Here is one of the worst quirks of current politics - the martyrish yielding of ‘space’ to others, except the yielding itself is a performance and the yielder is, of course, its major star. I used to know a student in a university group chat who, upon the announcement of some social justice-related protest or party, would proclaim ‘Looks like this isn’t for me, everyone - I’ll sit this one out!’. Except there were hundreds of us in the chat and nobody cared. And she had already graduated and was doing a masters in a different city hours away so I have no idea why she was there in the first place.

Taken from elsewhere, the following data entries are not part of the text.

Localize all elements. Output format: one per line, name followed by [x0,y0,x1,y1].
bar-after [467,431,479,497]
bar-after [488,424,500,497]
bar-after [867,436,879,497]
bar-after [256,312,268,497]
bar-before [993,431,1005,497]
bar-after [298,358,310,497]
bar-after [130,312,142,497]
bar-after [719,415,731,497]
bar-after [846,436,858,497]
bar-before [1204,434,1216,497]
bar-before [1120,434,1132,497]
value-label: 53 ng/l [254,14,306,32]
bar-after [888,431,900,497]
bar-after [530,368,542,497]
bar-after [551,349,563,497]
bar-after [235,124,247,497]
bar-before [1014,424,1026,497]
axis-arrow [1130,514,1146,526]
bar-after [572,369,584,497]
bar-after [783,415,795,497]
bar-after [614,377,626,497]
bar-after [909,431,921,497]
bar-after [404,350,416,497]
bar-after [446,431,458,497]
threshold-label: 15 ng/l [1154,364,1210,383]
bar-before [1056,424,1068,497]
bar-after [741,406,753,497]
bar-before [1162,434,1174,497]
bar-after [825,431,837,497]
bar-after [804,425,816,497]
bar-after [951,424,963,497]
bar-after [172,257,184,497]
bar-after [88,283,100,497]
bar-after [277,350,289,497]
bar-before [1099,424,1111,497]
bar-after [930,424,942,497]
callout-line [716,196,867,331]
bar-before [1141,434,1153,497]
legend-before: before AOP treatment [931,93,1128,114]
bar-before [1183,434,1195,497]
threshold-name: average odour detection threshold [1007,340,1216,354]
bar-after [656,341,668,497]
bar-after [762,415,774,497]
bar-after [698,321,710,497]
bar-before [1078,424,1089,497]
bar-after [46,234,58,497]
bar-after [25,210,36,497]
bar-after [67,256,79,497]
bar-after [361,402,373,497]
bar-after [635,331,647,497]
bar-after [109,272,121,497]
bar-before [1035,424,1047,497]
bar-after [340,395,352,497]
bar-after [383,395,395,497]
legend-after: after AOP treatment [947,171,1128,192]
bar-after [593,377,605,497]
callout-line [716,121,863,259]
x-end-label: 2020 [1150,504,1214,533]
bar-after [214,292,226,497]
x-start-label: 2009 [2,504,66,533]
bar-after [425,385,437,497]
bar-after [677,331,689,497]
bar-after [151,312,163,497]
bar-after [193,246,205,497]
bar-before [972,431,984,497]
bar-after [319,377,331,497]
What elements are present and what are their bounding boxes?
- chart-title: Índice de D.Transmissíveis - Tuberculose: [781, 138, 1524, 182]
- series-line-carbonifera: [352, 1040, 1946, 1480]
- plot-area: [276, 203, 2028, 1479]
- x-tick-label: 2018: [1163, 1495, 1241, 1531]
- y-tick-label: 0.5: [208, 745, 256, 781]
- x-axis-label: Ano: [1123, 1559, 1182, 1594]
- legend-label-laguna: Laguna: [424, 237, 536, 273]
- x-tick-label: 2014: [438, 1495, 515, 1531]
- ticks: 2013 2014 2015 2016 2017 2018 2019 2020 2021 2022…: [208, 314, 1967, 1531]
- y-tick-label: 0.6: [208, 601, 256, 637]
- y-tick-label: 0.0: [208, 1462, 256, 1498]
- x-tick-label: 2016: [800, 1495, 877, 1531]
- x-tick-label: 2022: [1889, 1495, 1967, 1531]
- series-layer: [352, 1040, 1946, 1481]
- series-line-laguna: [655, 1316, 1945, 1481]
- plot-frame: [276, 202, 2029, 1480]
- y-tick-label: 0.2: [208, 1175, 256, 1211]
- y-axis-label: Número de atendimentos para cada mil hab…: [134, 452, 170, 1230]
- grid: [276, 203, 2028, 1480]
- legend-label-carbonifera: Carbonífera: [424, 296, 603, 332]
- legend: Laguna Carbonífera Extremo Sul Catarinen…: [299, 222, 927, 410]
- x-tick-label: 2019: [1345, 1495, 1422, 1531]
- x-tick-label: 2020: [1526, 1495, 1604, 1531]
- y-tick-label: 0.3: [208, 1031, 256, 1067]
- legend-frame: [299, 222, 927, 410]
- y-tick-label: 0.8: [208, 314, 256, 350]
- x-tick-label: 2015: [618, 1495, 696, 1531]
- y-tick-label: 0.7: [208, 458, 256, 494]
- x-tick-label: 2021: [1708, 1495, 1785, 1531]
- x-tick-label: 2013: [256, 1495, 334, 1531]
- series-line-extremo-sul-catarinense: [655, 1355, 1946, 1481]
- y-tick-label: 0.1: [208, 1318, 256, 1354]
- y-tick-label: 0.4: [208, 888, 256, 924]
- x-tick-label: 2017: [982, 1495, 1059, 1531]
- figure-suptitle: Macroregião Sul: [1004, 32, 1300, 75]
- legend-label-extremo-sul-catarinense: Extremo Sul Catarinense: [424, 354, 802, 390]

It is in the yielding that the spirit of the female artist falls flat. This is why there are few female directors on festival circuits who display the knowing singularity of vision we see in Scorsese or Polanski. Contra Paglia, there is nothing inherent about femaleness that constrains art, but there does seem to be something about being a woman that leads to this sort of Sciammaian second guess. Sacrificing your own narrative is not admirable.* Nobody likes a martyr who is aware of their own martyrdom, and if you are aware of your own martyrdom then you probably haven’t martyred yourself properly, have you?
Justine (淑女的眼泪) by the Marquis de Sade (萨德侯爵) in Chinese
I have now read de Sade in Chinese but not in English. I enjoyed the novelty of this to start with but it wore off after probably the third whipping. De Sade in a second language is funny - the more egregious words have been learnt but their proper implications are yet to sink fully into my consciousness, and so the characters go about hitting each other for fun in a detached way, like in Looney Tunes or rugby. Justine, another extension of the Goeblin/Fassbinder Franz Bieberkopf character, emerges from a nunnery (= prison/women’s college/circus) and in this mad new world cannot help but get herself into scrapes which mostly involve voyeurism, bondage, and theft. She is set throughout the entire book on defending her own purity. Between every scrape she prays and argues painstakingly with characters whose politics, drawn up in imitation of Sade’s own, amount to a Watersian ‘Kill everyone now! Advocate first-degree murder!’. There is comedy in regularity, and also in trust, in others of which she has too much. She is the teenage girl in whom we all want to believe but can’t because her optimism is just slightly too bright and convenient and clearly configured as a foil to villainous adults - see Greta Thunberg, etc. Perhaps Franz has roots in the eighteenth century and did not come fully-formed from the modernist movement a la Venus in her shell.
*This is why Madonna, who has been subverting the mould for decades by sacrificing the narratives of OTHER people in favour of her own, is probably one of only two or three ‘great’ female artists not working in the medium of the novel (I’m planning a book on this). This is not a condemnation of womankind but rather an urge to study every aspect of history and then insert yourself very rudely into it. Yes you ARE Eva Peron!!!
As much as I enjoyed Portrait when I watched it I agree with you that the use of cinema as a tool for "education" and suchlike only results in simple, one dimensioned movies. It's disgraceful how frequent it is now for moviemakers (especially female ones) to boast about "what their movie teaches" or the "message" as if it was the most important part of a story.
Very interesting thoughts about yielding.
And I agree with you about Mulholland Drive being the best movie of this century AND on Babylon's glorious three hours ending in an equally glorious way.